You might have seen Wes Moore the author on Oprah talking about his experiences as a Rhodes Scholar, decorated Afghanistan veteran and White House fellow. The man who shares his name is serving a life sentence for his role in the murder of a Baltimore police officer. Both men had their share of troubles as boys--and both had scrapes with the law. Both were largely unmotivated in school, and both were raised by their mothers. But it is there that the similarities end, because although both grew up without fathers the reasons behind their fathers absences were very different.
One Wes Moore's parents were married; his father died when he was very small. When the difficulty of raising her family alone became too much, one Wes Moore's mother moved the family to New York City and into the home of her parents, who offered the boy additional family support and stability while she worked several jobs to send him to private school. Even more, when it became clear that "street life" might engulf young Wes, his grandparents mortgaged their home to help his mother send him to a military high school. He graduated.
Meanwhile, the other Wes Moore's mother and father never married. The boy met his father only a couple of times: both times the man was violent and drunk. His mother had little to no family support--she had fled her own abusive family situation at a young age. His mother had little education and often worked multiple jobs just to pay the rent, but she did her best to remove Wes from an environment where she knew his options would be limited. Still Wes sold drugs, became a father himself at 16 and struggled to break free of the lure of the street. He dropped out of high school.

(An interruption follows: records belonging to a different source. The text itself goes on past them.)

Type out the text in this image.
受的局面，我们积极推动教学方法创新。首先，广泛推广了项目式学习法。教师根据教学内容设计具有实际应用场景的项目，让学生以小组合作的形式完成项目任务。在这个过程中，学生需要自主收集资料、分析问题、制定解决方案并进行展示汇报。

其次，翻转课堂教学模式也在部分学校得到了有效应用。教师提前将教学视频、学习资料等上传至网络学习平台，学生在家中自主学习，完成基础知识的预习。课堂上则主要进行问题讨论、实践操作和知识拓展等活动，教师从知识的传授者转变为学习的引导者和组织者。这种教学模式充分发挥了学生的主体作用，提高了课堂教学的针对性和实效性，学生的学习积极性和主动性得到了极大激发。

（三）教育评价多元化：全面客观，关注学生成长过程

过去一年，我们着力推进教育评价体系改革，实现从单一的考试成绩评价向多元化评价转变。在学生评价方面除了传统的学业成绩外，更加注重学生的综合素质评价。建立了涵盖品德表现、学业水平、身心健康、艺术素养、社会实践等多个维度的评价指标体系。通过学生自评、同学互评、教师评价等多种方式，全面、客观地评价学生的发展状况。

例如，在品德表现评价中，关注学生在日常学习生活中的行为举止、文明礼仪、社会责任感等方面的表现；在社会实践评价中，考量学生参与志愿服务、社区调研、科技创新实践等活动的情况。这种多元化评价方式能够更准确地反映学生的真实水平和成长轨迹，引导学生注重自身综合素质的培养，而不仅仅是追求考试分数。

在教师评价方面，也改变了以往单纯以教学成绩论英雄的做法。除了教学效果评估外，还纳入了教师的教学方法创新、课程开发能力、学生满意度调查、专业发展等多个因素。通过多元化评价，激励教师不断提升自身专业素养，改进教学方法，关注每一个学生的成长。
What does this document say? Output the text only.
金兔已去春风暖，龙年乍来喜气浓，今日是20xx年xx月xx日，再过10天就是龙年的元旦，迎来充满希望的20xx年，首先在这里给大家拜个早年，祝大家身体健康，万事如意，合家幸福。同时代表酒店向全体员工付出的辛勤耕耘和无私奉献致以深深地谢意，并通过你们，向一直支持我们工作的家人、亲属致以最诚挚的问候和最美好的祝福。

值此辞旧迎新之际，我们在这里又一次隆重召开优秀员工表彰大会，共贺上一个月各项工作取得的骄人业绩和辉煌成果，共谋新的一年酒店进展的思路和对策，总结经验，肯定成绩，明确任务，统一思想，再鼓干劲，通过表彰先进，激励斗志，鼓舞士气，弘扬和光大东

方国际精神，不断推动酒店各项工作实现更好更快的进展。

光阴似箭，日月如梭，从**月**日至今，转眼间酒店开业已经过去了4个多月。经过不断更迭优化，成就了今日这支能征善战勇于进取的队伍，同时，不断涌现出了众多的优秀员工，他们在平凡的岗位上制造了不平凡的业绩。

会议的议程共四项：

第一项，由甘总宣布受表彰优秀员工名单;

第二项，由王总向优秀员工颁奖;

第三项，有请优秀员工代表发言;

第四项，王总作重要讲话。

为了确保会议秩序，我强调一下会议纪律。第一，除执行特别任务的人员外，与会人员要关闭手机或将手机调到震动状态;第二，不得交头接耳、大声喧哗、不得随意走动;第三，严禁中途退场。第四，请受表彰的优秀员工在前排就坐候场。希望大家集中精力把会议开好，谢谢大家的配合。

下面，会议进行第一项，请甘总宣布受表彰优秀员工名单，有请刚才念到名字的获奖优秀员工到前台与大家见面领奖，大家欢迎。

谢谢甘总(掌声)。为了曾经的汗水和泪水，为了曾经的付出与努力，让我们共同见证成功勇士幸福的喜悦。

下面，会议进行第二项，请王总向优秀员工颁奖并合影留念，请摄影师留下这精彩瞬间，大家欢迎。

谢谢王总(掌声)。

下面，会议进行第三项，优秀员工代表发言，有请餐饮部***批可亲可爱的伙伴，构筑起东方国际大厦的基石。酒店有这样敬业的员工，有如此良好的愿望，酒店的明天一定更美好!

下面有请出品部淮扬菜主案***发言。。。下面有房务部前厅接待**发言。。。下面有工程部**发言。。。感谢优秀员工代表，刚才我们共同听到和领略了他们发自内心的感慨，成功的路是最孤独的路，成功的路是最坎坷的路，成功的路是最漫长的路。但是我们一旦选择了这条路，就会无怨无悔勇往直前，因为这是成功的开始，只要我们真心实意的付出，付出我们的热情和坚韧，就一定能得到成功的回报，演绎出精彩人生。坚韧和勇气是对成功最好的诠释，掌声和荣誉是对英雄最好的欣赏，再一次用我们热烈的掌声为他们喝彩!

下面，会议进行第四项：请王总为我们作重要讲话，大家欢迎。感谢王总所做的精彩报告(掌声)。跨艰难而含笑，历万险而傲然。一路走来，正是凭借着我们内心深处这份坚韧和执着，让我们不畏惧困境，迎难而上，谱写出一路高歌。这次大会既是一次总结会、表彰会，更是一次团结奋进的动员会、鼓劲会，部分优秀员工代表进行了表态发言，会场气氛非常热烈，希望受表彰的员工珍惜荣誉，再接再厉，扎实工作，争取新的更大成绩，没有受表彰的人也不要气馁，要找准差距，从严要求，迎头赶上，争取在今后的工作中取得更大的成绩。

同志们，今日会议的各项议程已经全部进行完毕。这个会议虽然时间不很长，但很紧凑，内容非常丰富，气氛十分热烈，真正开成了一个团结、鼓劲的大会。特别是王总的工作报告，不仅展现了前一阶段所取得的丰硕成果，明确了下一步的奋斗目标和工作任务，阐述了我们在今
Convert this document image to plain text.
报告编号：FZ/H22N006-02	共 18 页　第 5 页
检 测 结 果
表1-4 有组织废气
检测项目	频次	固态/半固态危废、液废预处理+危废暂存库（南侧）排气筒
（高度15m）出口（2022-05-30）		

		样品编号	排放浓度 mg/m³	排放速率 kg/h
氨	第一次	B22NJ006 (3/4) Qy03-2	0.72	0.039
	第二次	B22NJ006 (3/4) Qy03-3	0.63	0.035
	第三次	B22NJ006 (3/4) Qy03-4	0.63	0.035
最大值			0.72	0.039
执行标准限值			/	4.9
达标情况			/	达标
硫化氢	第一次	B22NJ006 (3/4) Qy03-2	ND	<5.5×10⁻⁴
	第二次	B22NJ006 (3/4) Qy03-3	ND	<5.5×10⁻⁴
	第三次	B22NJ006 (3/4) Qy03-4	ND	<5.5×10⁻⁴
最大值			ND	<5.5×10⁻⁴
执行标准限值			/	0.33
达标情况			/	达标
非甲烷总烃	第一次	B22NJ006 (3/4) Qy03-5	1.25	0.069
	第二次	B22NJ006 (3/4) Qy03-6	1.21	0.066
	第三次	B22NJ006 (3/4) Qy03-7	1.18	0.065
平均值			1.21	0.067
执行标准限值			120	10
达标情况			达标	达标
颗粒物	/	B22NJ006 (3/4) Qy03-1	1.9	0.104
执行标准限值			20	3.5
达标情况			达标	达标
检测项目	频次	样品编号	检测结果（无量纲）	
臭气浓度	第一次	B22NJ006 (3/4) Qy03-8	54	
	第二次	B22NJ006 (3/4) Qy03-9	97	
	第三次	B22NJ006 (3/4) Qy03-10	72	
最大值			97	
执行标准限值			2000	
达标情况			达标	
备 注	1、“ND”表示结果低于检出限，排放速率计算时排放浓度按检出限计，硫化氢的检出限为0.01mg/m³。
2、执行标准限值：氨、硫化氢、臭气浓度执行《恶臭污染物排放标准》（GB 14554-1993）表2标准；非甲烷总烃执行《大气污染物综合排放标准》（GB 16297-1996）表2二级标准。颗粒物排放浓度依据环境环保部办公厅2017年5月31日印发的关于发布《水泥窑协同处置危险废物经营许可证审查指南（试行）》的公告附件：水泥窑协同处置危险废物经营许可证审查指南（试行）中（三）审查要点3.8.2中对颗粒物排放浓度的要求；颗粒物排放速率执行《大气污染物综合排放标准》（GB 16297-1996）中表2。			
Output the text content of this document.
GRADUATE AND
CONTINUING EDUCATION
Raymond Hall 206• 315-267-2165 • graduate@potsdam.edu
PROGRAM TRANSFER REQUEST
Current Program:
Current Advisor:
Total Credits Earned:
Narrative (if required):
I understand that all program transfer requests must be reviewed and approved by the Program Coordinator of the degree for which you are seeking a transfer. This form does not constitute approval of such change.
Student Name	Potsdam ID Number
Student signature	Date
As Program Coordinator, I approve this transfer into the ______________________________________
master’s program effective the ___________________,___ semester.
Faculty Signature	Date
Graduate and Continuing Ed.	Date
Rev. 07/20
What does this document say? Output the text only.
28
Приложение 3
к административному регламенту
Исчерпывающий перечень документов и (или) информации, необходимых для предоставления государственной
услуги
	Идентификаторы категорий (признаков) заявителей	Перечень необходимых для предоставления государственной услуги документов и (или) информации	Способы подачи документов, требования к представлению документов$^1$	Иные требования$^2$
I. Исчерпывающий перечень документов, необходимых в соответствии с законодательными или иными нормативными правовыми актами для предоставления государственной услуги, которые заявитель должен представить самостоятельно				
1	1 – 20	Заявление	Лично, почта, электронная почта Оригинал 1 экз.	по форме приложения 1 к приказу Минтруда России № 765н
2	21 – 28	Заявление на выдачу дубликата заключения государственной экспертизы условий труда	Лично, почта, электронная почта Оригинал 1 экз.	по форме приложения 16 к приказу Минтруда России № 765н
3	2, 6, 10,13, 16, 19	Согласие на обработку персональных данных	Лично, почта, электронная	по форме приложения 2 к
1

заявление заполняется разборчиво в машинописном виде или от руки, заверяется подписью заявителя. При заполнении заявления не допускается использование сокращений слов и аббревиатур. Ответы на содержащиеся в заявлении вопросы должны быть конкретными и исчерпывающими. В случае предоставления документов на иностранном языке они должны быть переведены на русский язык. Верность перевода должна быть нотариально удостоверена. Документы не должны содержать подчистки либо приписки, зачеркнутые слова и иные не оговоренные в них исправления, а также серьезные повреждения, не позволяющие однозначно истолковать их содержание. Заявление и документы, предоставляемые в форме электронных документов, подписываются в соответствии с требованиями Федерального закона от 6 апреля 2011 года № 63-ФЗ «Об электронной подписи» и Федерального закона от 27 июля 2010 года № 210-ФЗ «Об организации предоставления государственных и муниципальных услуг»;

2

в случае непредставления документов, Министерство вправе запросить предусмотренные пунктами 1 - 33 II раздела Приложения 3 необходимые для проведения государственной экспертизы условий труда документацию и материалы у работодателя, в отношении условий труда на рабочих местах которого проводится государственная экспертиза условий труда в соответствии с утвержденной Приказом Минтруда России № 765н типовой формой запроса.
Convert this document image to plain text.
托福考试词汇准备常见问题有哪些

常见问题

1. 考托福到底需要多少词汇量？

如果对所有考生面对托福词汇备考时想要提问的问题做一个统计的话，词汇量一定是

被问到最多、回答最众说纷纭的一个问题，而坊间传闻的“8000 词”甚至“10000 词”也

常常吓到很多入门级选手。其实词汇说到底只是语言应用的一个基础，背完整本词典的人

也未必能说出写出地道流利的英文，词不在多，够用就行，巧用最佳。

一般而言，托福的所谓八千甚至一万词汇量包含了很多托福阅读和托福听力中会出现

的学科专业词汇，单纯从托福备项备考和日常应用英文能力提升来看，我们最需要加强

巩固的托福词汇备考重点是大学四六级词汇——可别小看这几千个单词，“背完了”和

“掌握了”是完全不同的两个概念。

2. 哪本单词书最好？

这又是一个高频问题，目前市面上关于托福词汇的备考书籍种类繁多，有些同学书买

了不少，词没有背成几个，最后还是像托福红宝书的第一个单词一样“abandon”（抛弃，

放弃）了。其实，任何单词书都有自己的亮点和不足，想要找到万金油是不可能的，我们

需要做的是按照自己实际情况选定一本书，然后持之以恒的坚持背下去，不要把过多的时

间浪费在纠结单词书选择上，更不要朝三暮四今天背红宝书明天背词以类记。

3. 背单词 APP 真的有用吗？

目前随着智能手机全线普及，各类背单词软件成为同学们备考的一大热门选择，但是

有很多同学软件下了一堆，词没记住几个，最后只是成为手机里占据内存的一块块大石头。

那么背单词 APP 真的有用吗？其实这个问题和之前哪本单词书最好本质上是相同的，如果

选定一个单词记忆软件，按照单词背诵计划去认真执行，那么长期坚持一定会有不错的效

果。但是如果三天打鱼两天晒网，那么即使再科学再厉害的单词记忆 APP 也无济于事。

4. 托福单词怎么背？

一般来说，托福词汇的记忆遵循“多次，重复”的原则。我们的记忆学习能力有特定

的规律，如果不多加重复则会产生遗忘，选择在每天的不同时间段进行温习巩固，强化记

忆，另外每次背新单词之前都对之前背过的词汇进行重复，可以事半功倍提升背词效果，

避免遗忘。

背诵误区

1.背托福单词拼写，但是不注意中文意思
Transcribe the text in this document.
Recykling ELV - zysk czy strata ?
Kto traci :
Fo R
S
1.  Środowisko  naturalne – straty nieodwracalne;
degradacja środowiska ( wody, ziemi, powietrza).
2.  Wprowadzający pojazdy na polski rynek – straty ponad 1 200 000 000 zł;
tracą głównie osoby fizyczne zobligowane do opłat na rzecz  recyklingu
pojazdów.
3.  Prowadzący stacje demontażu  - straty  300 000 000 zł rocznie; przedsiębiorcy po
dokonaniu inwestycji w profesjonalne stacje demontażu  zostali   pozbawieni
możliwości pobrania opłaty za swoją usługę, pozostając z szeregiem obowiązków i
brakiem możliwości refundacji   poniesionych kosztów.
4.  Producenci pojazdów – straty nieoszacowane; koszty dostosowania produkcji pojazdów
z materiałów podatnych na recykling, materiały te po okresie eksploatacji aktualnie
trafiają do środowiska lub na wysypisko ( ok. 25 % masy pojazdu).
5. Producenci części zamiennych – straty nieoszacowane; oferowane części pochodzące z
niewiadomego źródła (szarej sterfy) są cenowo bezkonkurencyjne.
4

It's easy to determine which Wes Moore is which. The differences of family support and financial resources-- and the options they provide--make it easy enough to predict which Wes Moore becomes a Rhodes scholar and which ends up in jail. But Wes the felon offered an important distinction on the fatherlessness of the two boys and the impact it had on his life. He said to Wes the author during a prison interview: "Your father wasn't there because he couldn't be. Mine wasn't there because he didn't want to be."
In addition to economics, environment and a system that seems to prefer incarceration over education, there is something to be said for the link between family composition and school performance. Numerous studies have shown again and again that children do best with two parents--whether those parents are two mothers, two fathers or a mother and a father-- regardless of the race of the child. It also helps that the parents were married-- even if they don't stay that way. Once again, this is true regardless of the race of the child, or the parents. The commitment of marriage brings a benefit for children--not only in resources but in self-perception. Those findings have called into question not only families like Wes the felon's who are headed by a single female by default, but also those of single women who opt to get pregnant by sperm donor, too. A parent who is absent by choice tells kids something about their value that they take with them into other areas of their lives-- not the least of which is the classroom.
Family composition certainly isn't the only factor that contributes to the alarming drop out rate of African American young men-- but it is a factor. Family is the foundation of our lives. As we go about the process of trying to solve some of our culture's most complex problems, it makes makes sense that we spend at least a little inquiry on family structure, on the impact of out of wedlock births, and on the importance of fathers to their sons and daughters--before branching out to the responsibility of our culture at large.
There's a movement afoot to change the mindset about the acceptability of out of wedlock births called "No Wedding No Womb"... and I'll be talking more about it in the weeks to come. In the meantime, if you haven't already, pick up The Other Wes Moore. It's an interesting story with much to teach us.